Last year, there was a leak from an AMD engineer revealing details about the Zen 6 architecture, which is internally codenamed “Morpheus” and is slated for fabrication using the 2nm process. Should AMD decide to continue its collaboration with TSMC, given the semiconductor fabricator’s progress, processors based on the Zen 6 architecture could be expected to arrive by the end of 2025 or the beginning of 2026.

Ryzen 8000 series CPUs

Recently, enthusiasts have indicated a significant shift in AMD’s approach with the Zen 6 architecture, opting for 2.5D interconnect technology over the traditional multi-chip module design. This change is poised to enhance bandwidth between smaller chips and reduce latency. Furthermore, client processors based on the Zen 6 architecture are expected to bypass the RDNA 4 architecture entirely in favor of RDNA 5 for the integrated graphics. This suggests that the Zen 6 Ryzen processors may employ more advanced semiconductor processes, with rumors suggesting the possibility of different modules being fabricated using both 2nm and 3nm processes.

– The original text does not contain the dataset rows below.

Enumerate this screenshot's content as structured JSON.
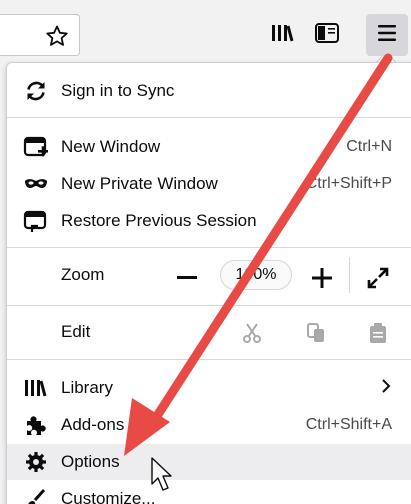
{
  "menu_items": {
    "sync": {
      "label": "Sign in to Sync"
    },
    "new_window": {
      "label": "New Window",
      "shortcut": "Ctrl+N"
    },
    "private_window": {
      "label": "New Private Window",
      "shortcut": "Ctrl+Shift+P"
    },
    "restore": {
      "label": "Restore Previous Session"
    },
    "zoom": {
      "label": "Zoom",
      "value": "100%"
    },
    "edit": {
      "label": "Edit"
    },
    "library": {
      "label": "Library"
    },
    "addons": {
      "label": "Add-ons",
      "shortcut": "Ctrl+Shift+A"
    },
    "options": {
      "label": "Options"
    },
    "customize": {
      "label": "Customize..."
    }
  },
  "colors": {
    "annotation_arrow": "#e84a45",
    "hover_bg": "#ededf0"
  },
  "icons": {
    "toolbar": [
      "star-icon",
      "library-icon",
      "sidebar-icon",
      "hamburger-menu-icon"
    ],
    "menu": [
      "sync-icon",
      "new-window-icon",
      "private-window-icon",
      "restore-session-icon",
      "library-icon",
      "puzzle-icon",
      "gear-icon",
      "brush-icon"
    ]
  }
}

The concept of 2.5D interconnect is not new to us; current chips based on the RDNA 3 architecture, such as the Navi 31/32, showcase this design, consisting of a Graphics Compute Die (GCD) and multiple Cache and I/O Dies (MCDs), utilizing two distinct manufacturing processes. In the Zen 6 Ryzen processors, AMD is likely to continue with a configuration of dual Compute Core Dies (CCDs) paired with a single I/O Die (IOD), which might be enlarged to incorporate additional novel technologies.

There have also been rumors suggesting AMD is not currently planning to stack the IOD on top of the CCDs due to the high manufacturing costs associated with such a design, though it may explore introducing this configuration in the future.